The truth was… I didn’t.
He hadn’t cheated.
He’d just left.
Ghosted me three nights ago like I was a stranger. A phase. A bad idea.
“Not cheating. No,” Blondie answered for me, her voice Arctic-cold. “But he did leave her.”
It was a knife to the chest.
Carrie’s hands slammed down on the table, making us all jump. Blondie flinched.
“Just leave the coffees,” I said through tight lips. “Go.”
My eyes clung to the ceiling lights, to the gold glow swaying slightly with the wind from the front windows. Our bar. His dream. My money. Our memories.
“I hate to be a buzzkill,” Blondie chirped, “but it’s kinda creepy the ex and bestie are hanging around. Like, Blakey would never say it—but I will. It’s weird.”
He walked toward us, long strides full of familiar weight. My skin reacted on instinct—his presence, his sound, his breath. I felt him like a storm brewing.
“Like fuck he did,” Carrie snarled.
I couldn’t take her rage. It was too loud, too much.
“It’s—” I tried, but Blake cut me off.
His hand slid over Blondie’s back again.
Her smile?
Smug.
Victory.
Like she’d already won.
Fuck.
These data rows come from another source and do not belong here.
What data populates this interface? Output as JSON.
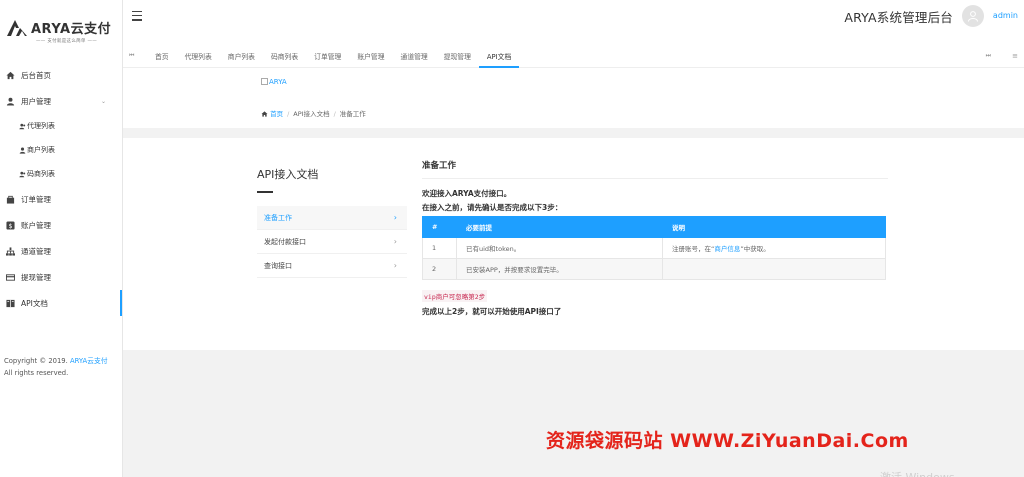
{
  "app": {
    "logo_text": "ARYA云支付",
    "logo_sub": "—— 支付就是这么简单 ——",
    "header_title": "ARYA系统管理后台",
    "username": "admin"
  },
  "sidebar": {
    "items": [
      {
        "label": "后台首页",
        "icon": "home-icon"
      },
      {
        "label": "用户管理",
        "icon": "user-icon",
        "caret": "⌄"
      },
      {
        "label": "订单管理",
        "icon": "bag-icon"
      },
      {
        "label": "账户管理",
        "icon": "dollar-icon"
      },
      {
        "label": "通道管理",
        "icon": "tree-icon"
      },
      {
        "label": "提现管理",
        "icon": "card-icon"
      },
      {
        "label": "API文档",
        "icon": "book-icon"
      }
    ],
    "subitems": [
      {
        "label": "代理列表"
      },
      {
        "label": "商户列表"
      },
      {
        "label": "码商列表"
      }
    ],
    "copyright_prefix": "Copyright © 2019.",
    "copyright_link": "ARYA云支付",
    "copyright_suffix": "All rights reserved."
  },
  "tabs": {
    "nav_left": "⏮",
    "nav_right": "⏭",
    "menu": "≡",
    "items": [
      {
        "label": "首页"
      },
      {
        "label": "代理列表"
      },
      {
        "label": "商户列表"
      },
      {
        "label": "码商列表"
      },
      {
        "label": "订单管理"
      },
      {
        "label": "账户管理"
      },
      {
        "label": "通道管理"
      },
      {
        "label": "提现管理"
      },
      {
        "label": "API文档"
      }
    ]
  },
  "content": {
    "brand_alt": "ARYA",
    "breadcrumb": {
      "home": "首页",
      "level2": "API接入文档",
      "level3": "准备工作",
      "sep": "/"
    },
    "doc_nav": {
      "title": "API接入文档",
      "links": [
        {
          "label": "准备工作"
        },
        {
          "label": "发起付款接口"
        },
        {
          "label": "查询接口"
        }
      ],
      "arrow": "›"
    },
    "doc": {
      "section_title": "准备工作",
      "intro_line1": "欢迎接入ARYA支付接口。",
      "intro_line2": "在接入之前，请先确认是否完成以下3步：",
      "table_headers": [
        "#",
        "必要前提",
        "说明"
      ],
      "rows": [
        {
          "num": "1",
          "req": "已有uid和token。",
          "desc_prefix": "注册账号，在“",
          "desc_link": "商户信息",
          "desc_suffix": "”中获取。"
        },
        {
          "num": "2",
          "req": "已安装APP，并按要求设置完毕。",
          "desc_prefix": "",
          "desc_link": "",
          "desc_suffix": ""
        }
      ],
      "vip_tip": "vip商户可忽略第2步",
      "done": "完成以上2步，就可以开始使用API接口了"
    }
  },
  "watermark": "资源袋源码站 WWW.ZiYuanDai.Com",
  "win_watermark": "激活 Windows"
}
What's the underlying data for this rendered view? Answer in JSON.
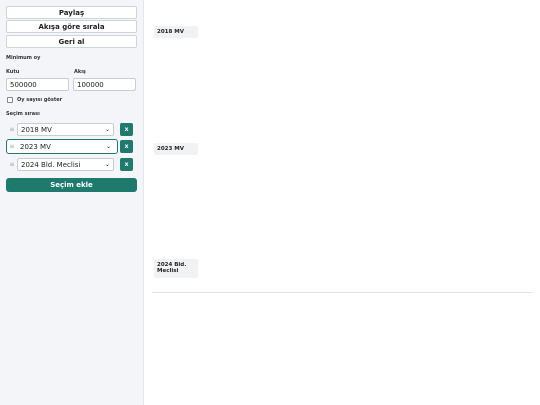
{
  "toolbar": {
    "share_label": "Paylaş",
    "sort_label": "Akışa göre sırala",
    "undo_label": "Geri al"
  },
  "min_votes": {
    "title": "Minimum oy",
    "box_label": "Kutu",
    "box_value": "500000",
    "flow_label": "Akış",
    "flow_value": "100000"
  },
  "show_votes": {
    "label": "Oy sayısı göster",
    "checked": false
  },
  "order": {
    "title": "Seçim sırası",
    "items": [
      {
        "label": "2018 MV",
        "remove": "x"
      },
      {
        "label": "2023 MV",
        "remove": "x"
      },
      {
        "label": "2024 Bld. Meclisi",
        "remove": "x"
      }
    ]
  },
  "add_label": "Seçim ekle",
  "stages": [
    "2018 MV",
    "2023 MV",
    "2024 Bld. Meclisi"
  ],
  "colors": {
    "accent": "#1f7a6e"
  },
  "icons": {
    "handle": "drag-handle-icon",
    "chevron": "chevron-down-icon",
    "remove": "close-icon"
  }
}
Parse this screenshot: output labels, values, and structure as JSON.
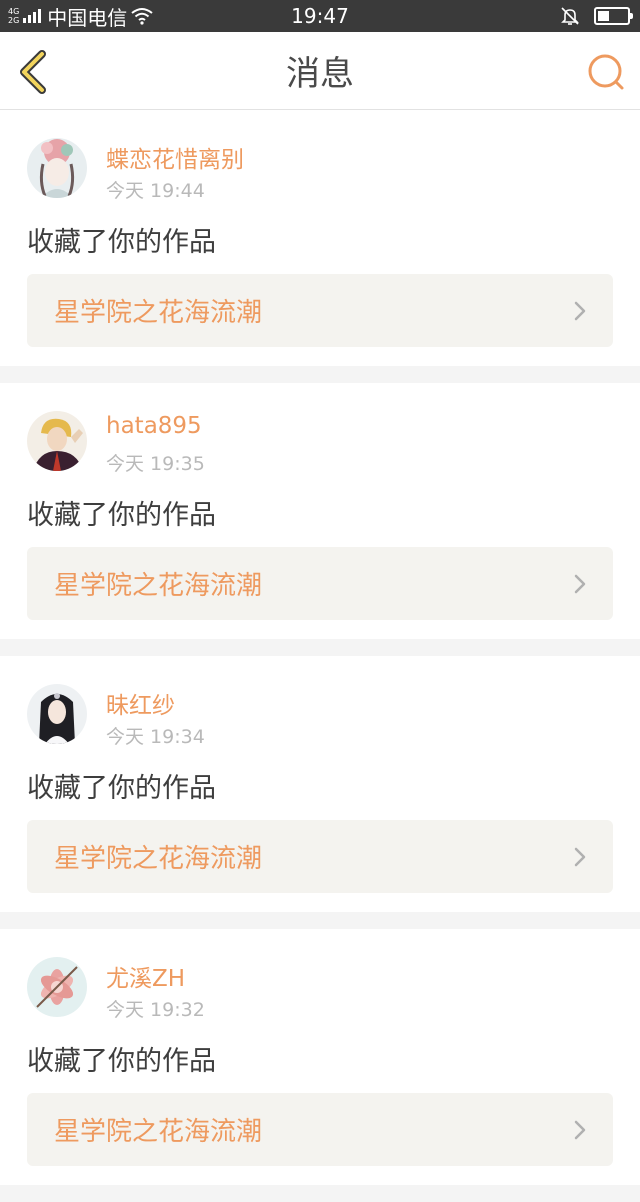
{
  "status_bar": {
    "network_top": "4G",
    "network_bottom": "2G",
    "carrier": "中国电信",
    "time": "19:47",
    "battery_level": 0.4
  },
  "header": {
    "title": "消息",
    "back_icon": "chevron-left-icon",
    "search_icon": "search-icon",
    "accent_color": "#ee9a5f"
  },
  "messages": [
    {
      "username": "蝶恋花惜离别",
      "time": "今天 19:44",
      "action": "收藏了你的作品",
      "work_title": "星学院之花海流潮"
    },
    {
      "username": "hata895",
      "time": "今天 19:35",
      "action": "收藏了你的作品",
      "work_title": "星学院之花海流潮"
    },
    {
      "username": "昧红纱",
      "time": "今天 19:34",
      "action": "收藏了你的作品",
      "work_title": "星学院之花海流潮"
    },
    {
      "username": "尤溪ZH",
      "time": "今天 19:32",
      "action": "收藏了你的作品",
      "work_title": "星学院之花海流潮"
    }
  ]
}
Her.
I was wearing glasses, messy hair, oversized sweatpants, and the woman who couldn’t keep his baby alive.
“She was the last straw, wasn’t she?” I whispered. “The baby died, and so did we.”
His face crumpled.
“No, Penn. No. It’s not her.” He stepped forward, voice trembling. “It’s the shit in my head. I’m drowning. I couldn’t keep pretending. I had to let go.”
I reeled.
“You let me go,” I breathed. “You let her go.”
My heart convulsed.
“Saying goodbye seems so forever,” he said, broken. “But pieces of me aren’t fair to you.”
The words twisted inside me.
A decade.
A life built thread by thread.
Now unravelling.
“Carrie, watch her for me,” he murmured.
Carrie stood, ready to kill.
“Watch her? You want me to watch her for what—her safety or yours? Because if I were her, I’d rip your goddamn face off. And Blondie? I’d feed her to the god damn fucking pigs.”
“Whoa, not on her,” he rushed to say.
Of course he did.
“She’s not the villain, Carrie. Let it go.”
I stood, legs shaky.
“I hope you know what you’re doing,” I whispered, leaning in close enough to kiss the memory of us off his neck. “Because it was always supposed to be us. In this lifetime and the next.”
My voice cracked.
“And we made promises not just to each other. But to her.”
Our daughter.
Our perfect, fleeting miracle.
“This pain?” I added. “It’ll eat you alive. And one day I’ll be a stranger. But my eyes? They’ll always be your home.”
He held his breath.
I kissed his neck, slow and final.
Breathed him in one last time.
Grabbed my bag.
Carrie’s hand.
And walked.
But as I left, I felt his eyes on my back—burning, bleeding.
And it hit me.
We weren’t quite done.
Because how the hell could one soul keep walking when it hadn’t been split clean in two yet?